Tidak berbeda dengan seri sebelumnya, Playstation 2 juga digemari di lokasi rental Pleystation. Bahkan, saat ini Playstation 2 telah mampu membaca game dari HDD eksternal dengan menggunakan tool tertentu.

3. PlayStation Portabel

Berbeda dengan Playstation dan Playstation 2, PSP merupakan konsol game portabel garapan Sony. Melalui layar berukuran 4,8 inch pengguna dapat memainkan game dengan tampilan grafis lumayan menggunakan tombol khas playstation yang berada di sekeliling layar yang diusungnya.

Pada awal kehadirannya di tahun 2004, PSP hadir dalam bentuk yang lumayan tebal. Namun pada tahun 2007 Sony meluncurkan versi PSP dengan ukuran slim namun dengan bentuk yang masih serupa.

Pada tahun 2009 Sony meluncurkan model terbaru PSP yang mengusung nama PSP Go, berbeda dengan sebelumnya, pada versi kali ini Sony memisahkan bagian layar dan tombol, hal tersebut dilakukan demi memberikan kenyamanan yang lebih baik bagi gamer yang menggunakannya.

Generasi terbaru PSP hadir pada tahun 2011, namun Sony tidak lagi menyematkan nama 'Portable' melainkan mengubah namanya menjadi Playstation Vita. 

Pada versi ini Sony telah menyematkan kontrol analog. Selain itu layar yang diusung PlayStation Vita pun lebih besar dengan aplikasi layar sentuh OLED 5 inch.

4. Playstation 3

Konsol game yang berhasil terjual sebanyak 70 juta unit sampai akhir 2012 tersebut merupakan seri paling akhir yang diluncurkan oleh Sony. 

Berbagai pembaharuan pun dihadirkan SOny. Playstation 3 hadir bersama dengan kontroler dualshock 3 berteknologi wireless, namun versi kabel tetap ada.

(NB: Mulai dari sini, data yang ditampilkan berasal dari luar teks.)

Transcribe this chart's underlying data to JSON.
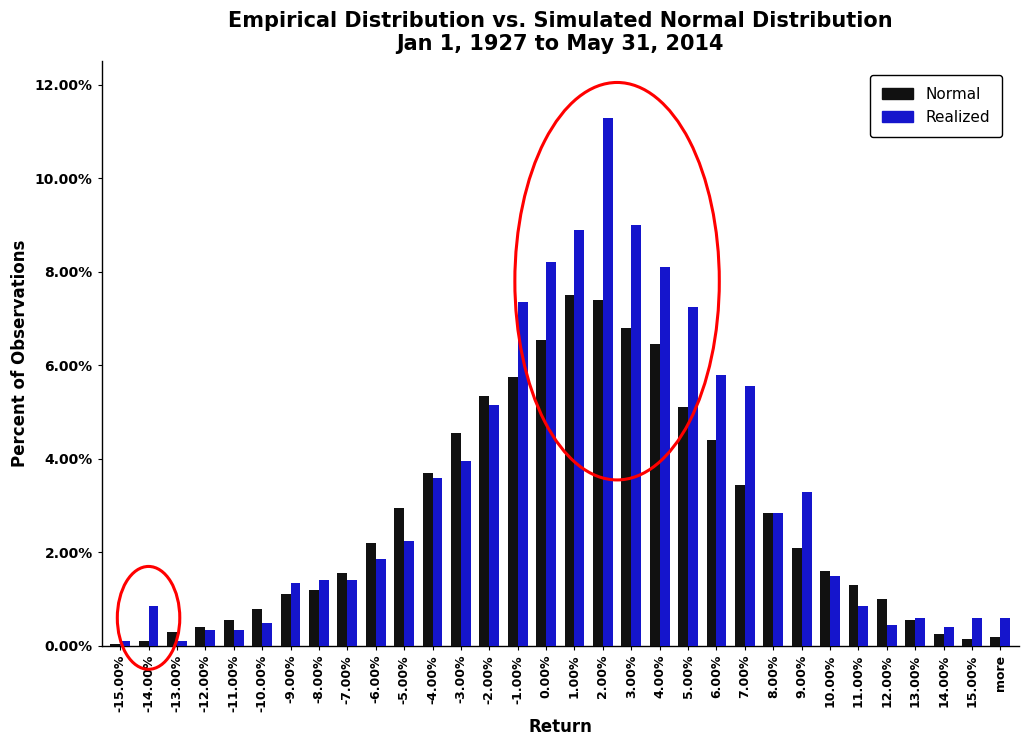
{
  "title_line1": "Empirical Distribution vs. Simulated Normal Distribution",
  "title_line2": "Jan 1, 1927 to May 31, 2014",
  "xlabel": "Return",
  "ylabel": "Percent of Observations",
  "categories": [
    "-15.00%",
    "-14.00%",
    "-13.00%",
    "-12.00%",
    "-11.00%",
    "-10.00%",
    "-9.00%",
    "-8.00%",
    "-7.00%",
    "-6.00%",
    "-5.00%",
    "-4.00%",
    "-3.00%",
    "-2.00%",
    "-1.00%",
    "0.00%",
    "1.00%",
    "2.00%",
    "3.00%",
    "4.00%",
    "5.00%",
    "6.00%",
    "7.00%",
    "8.00%",
    "9.00%",
    "10.00%",
    "11.00%",
    "12.00%",
    "13.00%",
    "14.00%",
    "15.00%",
    "more"
  ],
  "normal": [
    0.05,
    0.1,
    0.3,
    0.4,
    0.55,
    0.8,
    1.1,
    1.2,
    1.55,
    2.2,
    2.95,
    3.7,
    4.55,
    5.35,
    5.75,
    6.55,
    7.5,
    7.4,
    6.8,
    6.45,
    5.1,
    4.4,
    3.45,
    2.85,
    2.1,
    1.6,
    1.3,
    1.0,
    0.55,
    0.25,
    0.15,
    0.2
  ],
  "realized": [
    0.1,
    0.85,
    0.1,
    0.35,
    0.35,
    0.5,
    1.35,
    1.4,
    1.4,
    1.85,
    2.25,
    3.6,
    3.95,
    5.15,
    7.35,
    8.2,
    8.9,
    11.3,
    9.0,
    8.1,
    7.25,
    5.8,
    5.55,
    2.85,
    3.3,
    1.5,
    0.85,
    0.45,
    0.6,
    0.4,
    0.6,
    0.6
  ],
  "normal_color": "#111111",
  "realized_color": "#1515cc",
  "background_color": "#ffffff",
  "ylim_max": 12.5,
  "yticks": [
    0,
    2.0,
    4.0,
    6.0,
    8.0,
    10.0,
    12.0
  ],
  "ytick_labels": [
    "0.00%",
    "2.00%",
    "4.00%",
    "6.00%",
    "8.00%",
    "10.00%",
    "12.00%"
  ],
  "title_fontsize": 15,
  "axis_label_fontsize": 12,
  "tick_fontsize": 9,
  "legend_fontsize": 11,
  "bar_width": 0.35
}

Sedangkan sebagai media game-nya, Sony telah menggunakan kepingan Blu-ray. Tampilan grafis yang mampu dihasilkan oleh Playstation generasi ketiga tersebut pun dijamin mampu memanjakan mata penggunanya melalui kualitas grafis realistis serta resolusi HD yang diusungnya.

5. Playstation 4


Konsol game yang diduga sebagai suksesor Playstation 3 dikabarkan tengah dikerjakan oleh Sony. Bahkan Sony telah menyebar undangan yang diduga kuat adalah peluncuran PlayStation 4.

Spesifikasi yang diusungnya pun tidak tanggung-tanggung karena melalui rumor yang beredar dijelaskan konsol game ini bakal ditenagai oleh prosesor 8 core, RAM 8 GB, serta memory kartu grafis 2,2 GB. Belum diketahui chip pengolah grafis apa yang akan digunakan konsol tersebut.

Selain itu, PlayStation 4 juga akan dilengkapi hardisk 160 GB dan mungkin akan ada variasi lainnya, Blu-ray drive, serta 4 port USB 3.0. Konsol ini juga akan dilengkapi kontroler dengan fungsi touch pad.

Kabarnya Sony akan mengungkap Playstation 4 pada 20 februari nanti. Informasi tersebut diperoleh melalui undangan yang disebar Sony kepada sejumlah media di AS untuk menghadiri acara yang diduga berhubungan dengan konsol game Playstation generasi keempat ini.